Yeni kurulan ordunun karşılaştığı ilk sorunlardan biri, Ordu Sancağı oldu. TBMM’nin 12 Aralık 1920’de aldığı bir kararla Ordu Sancağı kuruldu. Fakat Ordu Sancağının 15. Kolordu mu yoksa Merkez Ordusu’na mı dâhil olacağı ise belirsizdi. 24 Aralık’ta Erkan-ı Harbiye-i Umumiye/Genel Kurmay Başkanlığı Ordu Sancağının Merkez Ordusu’na dahil edildiğini açıkladı ve Merkez Ordusu’nun yetki alanları biraz daha arttırıldı. Bu son kararla birlikte batıdan doğuya tüm Pontos yerleşim birimleri Merkez Ordusu’nun çalışma alanı olarak belirlenmiş oldu.

İSTİKLAL MAHKEMELERİ

Katliam sonrasında ise geriye kalan Pontoslu Rum ve Pontos katliamına karşı çıkan Türkler İstiklal Mahkemelerinde yargılandı. Bu yargılamalarda 69 Pontos Rumu idam edilirken, birçoğuna da çeşitli cezalar verildi. Yine Nurettin Paşa hakkında soruşturma başlatılması kararının alındığı gizli TBBM görüşmesinin yapıldığı aynı tarihte, yani 4 Ekim 1921 tarihinde Samsun’dan Amasya’daki İstiklal Mahkemesine sevk edilen 31 Müslüman kadın burada yargılandı. Fakat bu yargılamanın sonucunun ne olduğuna dair resmi bir kayıt bulunmuyor.

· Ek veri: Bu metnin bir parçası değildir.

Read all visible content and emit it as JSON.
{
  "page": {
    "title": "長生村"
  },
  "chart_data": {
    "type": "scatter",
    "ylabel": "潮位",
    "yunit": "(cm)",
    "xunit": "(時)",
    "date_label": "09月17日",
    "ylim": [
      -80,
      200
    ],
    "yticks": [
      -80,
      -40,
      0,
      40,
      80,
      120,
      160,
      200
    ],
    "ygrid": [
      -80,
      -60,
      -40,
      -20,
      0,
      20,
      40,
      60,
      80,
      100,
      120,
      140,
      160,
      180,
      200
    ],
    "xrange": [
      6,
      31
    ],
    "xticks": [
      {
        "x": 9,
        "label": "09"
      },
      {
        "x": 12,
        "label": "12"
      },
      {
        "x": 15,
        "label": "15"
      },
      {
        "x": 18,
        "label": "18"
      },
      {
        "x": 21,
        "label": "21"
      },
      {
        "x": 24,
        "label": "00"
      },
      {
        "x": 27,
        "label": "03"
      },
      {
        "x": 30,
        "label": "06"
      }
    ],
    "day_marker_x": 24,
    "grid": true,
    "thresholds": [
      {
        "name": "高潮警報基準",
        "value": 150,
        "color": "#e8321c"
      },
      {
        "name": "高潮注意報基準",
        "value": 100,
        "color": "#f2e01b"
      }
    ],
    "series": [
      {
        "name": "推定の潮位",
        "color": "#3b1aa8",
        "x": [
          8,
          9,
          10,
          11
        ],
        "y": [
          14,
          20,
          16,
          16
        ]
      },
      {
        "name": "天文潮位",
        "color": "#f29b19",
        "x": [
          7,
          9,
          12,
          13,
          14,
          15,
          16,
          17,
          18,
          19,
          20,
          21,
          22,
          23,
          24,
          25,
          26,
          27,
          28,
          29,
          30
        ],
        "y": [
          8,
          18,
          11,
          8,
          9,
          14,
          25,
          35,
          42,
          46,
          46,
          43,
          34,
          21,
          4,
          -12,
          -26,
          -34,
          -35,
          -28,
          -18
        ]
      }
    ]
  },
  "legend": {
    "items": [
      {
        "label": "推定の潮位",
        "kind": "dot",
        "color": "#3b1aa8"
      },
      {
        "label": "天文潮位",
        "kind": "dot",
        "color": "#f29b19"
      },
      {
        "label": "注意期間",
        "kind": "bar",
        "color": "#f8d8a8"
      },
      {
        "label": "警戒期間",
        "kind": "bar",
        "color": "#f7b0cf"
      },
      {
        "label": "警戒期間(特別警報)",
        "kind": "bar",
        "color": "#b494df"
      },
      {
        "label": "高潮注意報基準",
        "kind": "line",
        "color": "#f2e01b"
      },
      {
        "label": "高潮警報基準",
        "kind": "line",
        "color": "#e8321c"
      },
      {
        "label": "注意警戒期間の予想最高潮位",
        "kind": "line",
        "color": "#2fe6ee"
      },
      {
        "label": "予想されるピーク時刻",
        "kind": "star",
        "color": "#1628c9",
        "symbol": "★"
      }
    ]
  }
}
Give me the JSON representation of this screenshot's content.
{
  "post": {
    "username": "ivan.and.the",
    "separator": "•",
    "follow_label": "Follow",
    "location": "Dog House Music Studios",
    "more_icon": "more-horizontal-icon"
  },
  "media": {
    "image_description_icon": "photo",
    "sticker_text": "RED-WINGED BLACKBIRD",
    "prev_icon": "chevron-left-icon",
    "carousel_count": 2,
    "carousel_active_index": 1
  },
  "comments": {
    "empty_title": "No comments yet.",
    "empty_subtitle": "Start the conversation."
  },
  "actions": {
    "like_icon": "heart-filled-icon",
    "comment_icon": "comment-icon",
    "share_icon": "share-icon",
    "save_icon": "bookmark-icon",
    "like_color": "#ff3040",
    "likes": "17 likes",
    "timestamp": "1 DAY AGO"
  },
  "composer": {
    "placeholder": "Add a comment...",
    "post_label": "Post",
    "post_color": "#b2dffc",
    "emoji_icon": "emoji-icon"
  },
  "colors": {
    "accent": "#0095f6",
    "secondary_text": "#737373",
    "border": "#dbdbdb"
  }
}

Ayrıca Samsun’un Vezirköprü ilçesinde bulunan bir hapishanede yatmakta olan Rumlara yardım ettiği gerekçesiyle hapishane gardiyanlarından Uzunoğullarından Halil oğlu Mehmet ve kardeşi Hakkı da Amasya’da Büyük Millet Meclisi seçilmiş üyelerinden oluşan Samsun Bölgesi İstiklal Mahkemesinde yargılanırlar. İstiklal Mahkemesi her ikisi hakkında da idam kararı verir.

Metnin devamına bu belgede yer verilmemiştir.